Je demande pardon à toutes les races, dont l’ignoble Zemmour a osé prétendre qu’elles existaient. Je demande pardon à tous les rappeurs, dont le spontanéisme révolutionnaire et le lyrisme poétique déclenchent périodiquement les aboiements des souchiens réactionnaires.

Pardon à l’art contemporain, traîné dans la boue et quotidiennement humilié par les petits-bourgeois hostiles à sa rebel attitude, heureusement saluée courageusement par tous les ministres de la Culture présents, passés et à venir et tous les musées publics, semi-publics et parapublics.

Pardon au public, laissé par la droite élitiste trop longtemps aux affaires dans une ignorance honteuse qui l’empêche malheureusement de comprendre et d’apprécier l’art contemporain à sa juste valeur et à son prix fort.

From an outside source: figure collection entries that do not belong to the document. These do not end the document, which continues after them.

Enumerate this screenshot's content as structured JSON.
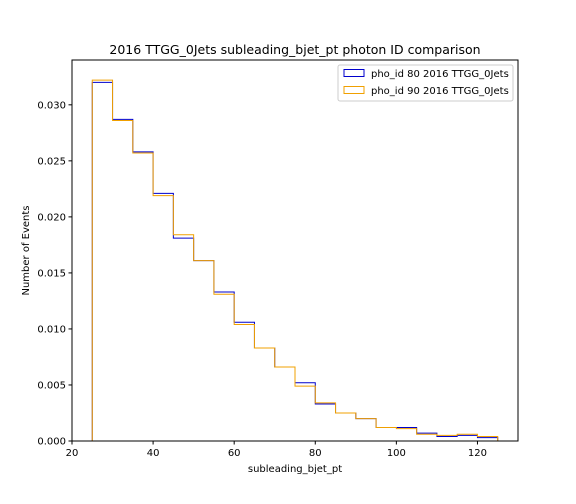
{
  "chart_data": {
    "type": "histogram-step",
    "title": "2016 TTGG_0Jets subleading_bjet_pt photon ID comparison",
    "xlabel": "subleading_bjet_pt",
    "ylabel": "Number of Events",
    "xlim": [
      20,
      130
    ],
    "ylim": [
      0,
      0.034
    ],
    "xticks": [
      20,
      40,
      60,
      80,
      100,
      120
    ],
    "xtick_labels": [
      "20",
      "40",
      "60",
      "80",
      "100",
      "120"
    ],
    "yticks": [
      0,
      0.005,
      0.01,
      0.015,
      0.02,
      0.025,
      0.03
    ],
    "ytick_labels": [
      "0.000",
      "0.005",
      "0.010",
      "0.015",
      "0.020",
      "0.025",
      "0.030"
    ],
    "grid": false,
    "legend_position": "top-right",
    "bin_edges": [
      25,
      30,
      35,
      40,
      45,
      50,
      55,
      60,
      65,
      70,
      75,
      80,
      85,
      90,
      95,
      100,
      105,
      110,
      115,
      120,
      125
    ],
    "series": [
      {
        "name": "pho_id 80 2016 TTGG_0Jets",
        "color": "#0000cc",
        "values": [
          0.032,
          0.0287,
          0.0258,
          0.0221,
          0.0181,
          0.0161,
          0.0133,
          0.0106,
          0.0083,
          0.0066,
          0.0052,
          0.0033,
          0.0025,
          0.002,
          0.0012,
          0.0012,
          0.0007,
          0.0004,
          0.0005,
          0.0003
        ]
      },
      {
        "name": "pho_id 90 2016 TTGG_0Jets",
        "color": "#f0a000",
        "values": [
          0.0322,
          0.0286,
          0.0257,
          0.0219,
          0.0184,
          0.0161,
          0.0131,
          0.0104,
          0.0083,
          0.0066,
          0.0049,
          0.0034,
          0.0025,
          0.002,
          0.0012,
          0.0011,
          0.0006,
          0.0005,
          0.0006,
          0.0004
        ]
      }
    ]
  }
}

Pardon à Jeff Koons pour les nombreux haussements d’épaules de pharisiens ricanants, incapables de comprendre combien son homard à l’hélium avait regonflé Versailles.

Pardon aux intermittents du spectacle pour l’indigence prolétaire dans laquelle les maintient l’obscurantisme du Medef.

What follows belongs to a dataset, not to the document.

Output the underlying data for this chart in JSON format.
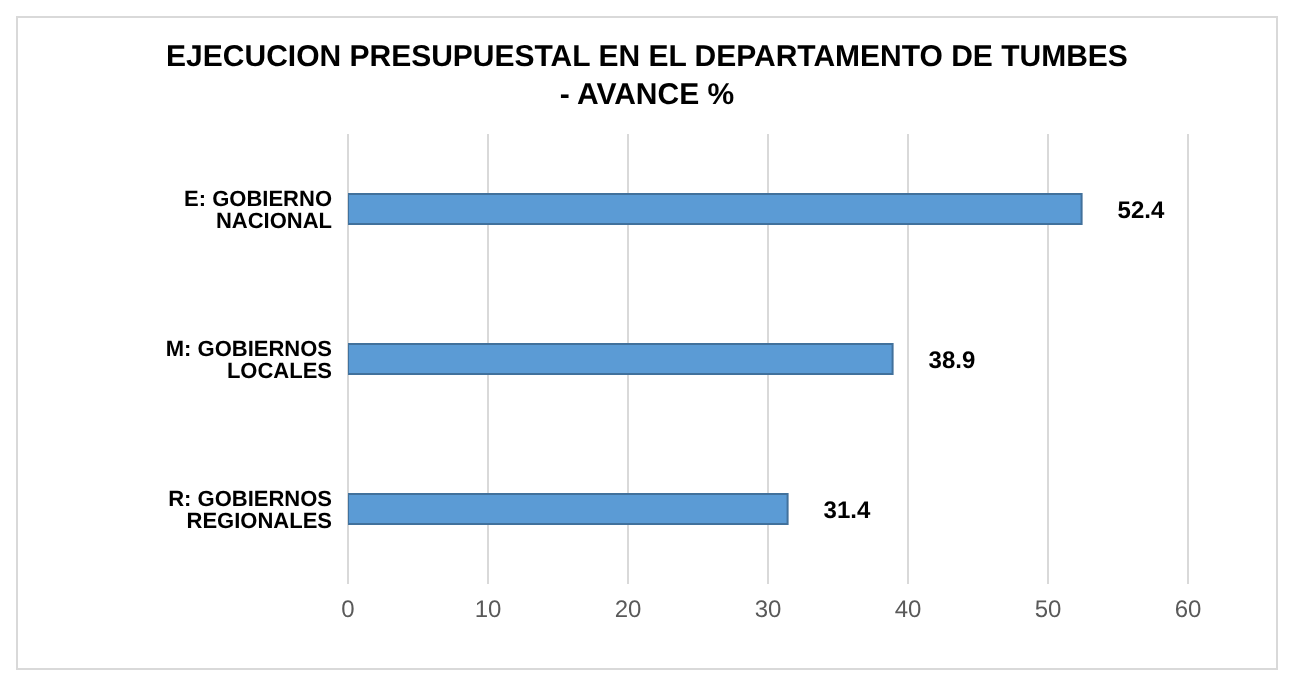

Pardon à Luc Besson, si souvent méprisé alors qu’il fait tant pour the rayonnement of the french culture.

Je demande pardon à Obama pour les plaisanteries honteuses de Berlusconi, qui ne sont pas sans rappeler les heures les plus sombres (no offense, Barack !) de Mussolini (on se méfiera jamais assez de tous ces noms en “ni”). Je demande pardon au peuple italien, si mal représenté par ce bouffon qui confond politique et commedia dell’arte.

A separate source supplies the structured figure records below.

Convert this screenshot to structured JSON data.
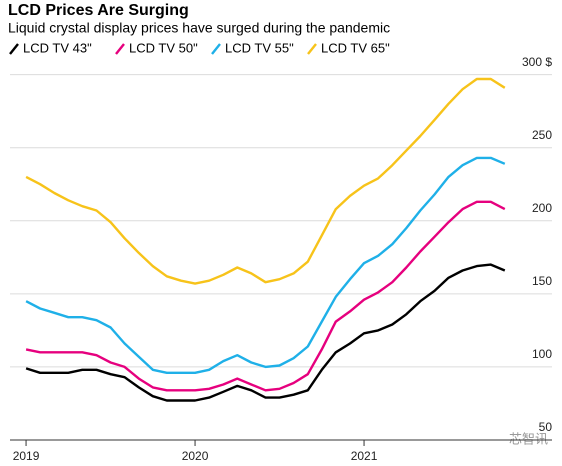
{
  "chart_data": {
    "type": "line",
    "title": "LCD Prices Are Surging",
    "subtitle": "Liquid crystal display prices have surged during the pandemic",
    "watermark": "芯智讯",
    "x": [
      2019.0,
      2019.083,
      2019.167,
      2019.25,
      2019.333,
      2019.417,
      2019.5,
      2019.583,
      2019.667,
      2019.75,
      2019.833,
      2019.917,
      2020.0,
      2020.083,
      2020.167,
      2020.25,
      2020.333,
      2020.417,
      2020.5,
      2020.583,
      2020.667,
      2020.75,
      2020.833,
      2020.917,
      2021.0,
      2021.083,
      2021.167,
      2021.25,
      2021.333,
      2021.417,
      2021.5,
      2021.583,
      2021.667,
      2021.75,
      2021.833
    ],
    "series": [
      {
        "name": "LCD TV 43\"",
        "color": "#000000",
        "values": [
          99,
          96,
          96,
          96,
          98,
          98,
          95,
          93,
          86,
          80,
          77,
          77,
          77,
          79,
          83,
          87,
          84,
          79,
          79,
          81,
          84,
          98,
          110,
          116,
          123,
          125,
          129,
          136,
          145,
          152,
          161,
          166,
          169,
          170,
          166
        ]
      },
      {
        "name": "LCD TV 50\"",
        "color": "#e6007e",
        "values": [
          112,
          110,
          110,
          110,
          110,
          108,
          103,
          100,
          92,
          86,
          84,
          84,
          84,
          85,
          88,
          92,
          88,
          84,
          85,
          89,
          95,
          112,
          131,
          138,
          146,
          151,
          158,
          168,
          179,
          189,
          199,
          208,
          213,
          213,
          208
        ]
      },
      {
        "name": "LCD TV 55\"",
        "color": "#1fb0e8",
        "values": [
          145,
          140,
          137,
          134,
          134,
          132,
          127,
          116,
          107,
          98,
          96,
          96,
          96,
          98,
          104,
          108,
          103,
          100,
          101,
          106,
          114,
          131,
          148,
          160,
          171,
          176,
          184,
          195,
          207,
          218,
          230,
          238,
          243,
          243,
          239
        ]
      },
      {
        "name": "LCD TV 65\"",
        "color": "#f7c31a",
        "values": [
          230,
          225,
          219,
          214,
          210,
          207,
          199,
          188,
          178,
          169,
          162,
          159,
          157,
          159,
          163,
          168,
          164,
          158,
          160,
          164,
          172,
          190,
          208,
          217,
          224,
          229,
          238,
          248,
          258,
          269,
          280,
          290,
          297,
          297,
          291
        ]
      }
    ],
    "xlim": [
      2018.905,
      2021.982
    ],
    "xticks": [
      2019,
      2020,
      2021
    ],
    "ylim": [
      50,
      310
    ],
    "yticks": [
      50,
      100,
      150,
      200,
      250,
      {
        "value": 300,
        "label": "300 $"
      }
    ],
    "grid": true
  }
}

Je demande pardon à la démocratie, qui devrait être protégée des puissances d’argent qui lui sont par essence étrangères. Je demande pardon à la télévision, rabaissée par Berlusconi au rang des jeux du cirque, alors que mille Arte pourraient s’épanouir ! Je demande pardon aux implants capillaires, auxquels il fait une si désastreuse contre-publicité.

Pardon aux altermondialistes, qu’un gouvernement cryptolepéniste tente d’empêcher de manifester leur juste colère à visage découvert.

Pardon à José Bové, à ce jour scandaleusement ignoré par la politique d’ouverture de Nicolas Sarkozy.

Pardon à Jack Lang, pour la rumeur odieuse laissant entendre qu’il aurait pu céder aux sirènes du pouvoir et intégrer le gouvernement.

Pardon à Rachida Dati, contrainte de rendre ses robes par l’égoïsme insensé de la maison Dior, dont le luxe arrogant n’en finit plus d’insulter la misère des pauvres.

Pardon à Valérie Létard, affreusement humiliée que personne n’ait la moindre idée de ses attributions au gouvernement.

Et pardon à toutes les femmes politiques (sauf Marie-France Garaud, bien sûr) pour l’inouï sexisme qu’elles ne cessent d’endurer aux plus hautes fonctions de l’Etat. Et pardon encore, Rachida, pour tous ces machistes qui prennent ton charme, ta légèreté et ta fraîcheur pour de l’incompétence, ton exigence pour une dureté cassante, ta passion pour de l’hystérie.

Pardon aux ours blancs, victimes de la fonte des glaciers. Pardon aux glaciers, victime de la néo-connerie de l’administration Bush et de son refus de signer le traité de Kyoto. Pardon à la ville de Kyoto, victime de la pollution infligée par l’activité inlassable des Japonais, ce « peuple de fourmis » comme disait si justement Edith Cresson.

Pardon à la nature, humiliée, brisée, martyrisée par une humanité que des millénaires de domination masculine ont transformée en machine à détruire.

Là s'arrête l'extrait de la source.